Но тотчас замер на пороге, увидев, кроме четырех парней в
милицейской форме, худенькую женщину в куртке, наброшенной на китель
проводницы.
Все разом обернулись к Долохову и уставились на него –
сказать, что уставились неприветливо, значит совершенно ничего не сказать.

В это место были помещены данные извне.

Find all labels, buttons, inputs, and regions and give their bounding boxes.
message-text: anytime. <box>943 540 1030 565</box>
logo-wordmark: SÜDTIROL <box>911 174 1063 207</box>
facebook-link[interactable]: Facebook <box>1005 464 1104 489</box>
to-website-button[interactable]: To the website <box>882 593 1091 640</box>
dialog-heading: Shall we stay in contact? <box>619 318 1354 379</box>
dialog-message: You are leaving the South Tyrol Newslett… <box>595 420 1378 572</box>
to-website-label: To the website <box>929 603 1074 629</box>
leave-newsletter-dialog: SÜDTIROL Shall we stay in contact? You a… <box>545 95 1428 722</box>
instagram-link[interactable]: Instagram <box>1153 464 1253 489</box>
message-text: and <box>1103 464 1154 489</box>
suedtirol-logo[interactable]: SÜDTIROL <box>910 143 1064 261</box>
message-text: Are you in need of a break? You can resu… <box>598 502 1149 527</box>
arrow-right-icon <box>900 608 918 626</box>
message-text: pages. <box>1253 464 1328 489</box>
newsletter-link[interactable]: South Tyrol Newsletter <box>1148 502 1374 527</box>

– Вам что? – сурово спросил один милиционер, а второй
рявкнул нетерпеливо:
– Подождите за дверью!
Долохов повиновался. Надо отметить, что никогда, даже в
армии, он не подчинялся приказам с такой готовностью! А если по правде – с
облегчением. Что-то было в обведенных нелепыми синими тенями глазах проводницы
невыразимое… Долохову стало здорово не по себе, когда он встретился с ней
взглядом. Разумеется, он совершенно не рассмотрел проводницу, маячившую позади
железнодорожника, который выталкивал из тамбура женщину, спасенную Долоховым,
однако лицо вот этой проводницы, стоявшей в милицейском кабинете, разглядел
отлично. У него была отменная память на лица, он мог заранее сказать, что
прежде никогда этой изможденной тетки не встречал, а если бы встретил, то
непременно запомнил бы ее. О таких говорят: со следами былой красоты. Видимо, и
впрямь была когда-то красавица. Похожа на звезду немого кино, а может, 30-х или
40-х годов, когда в моде были такие полубезумные, очень нервные лица. Впрочем,
сейчас о ней совсем другое можно сказать: краше в гроб кладут. Накрашена так,
словно проделывала это в темной комнате, нарочно повернувшись к зеркалу спиной.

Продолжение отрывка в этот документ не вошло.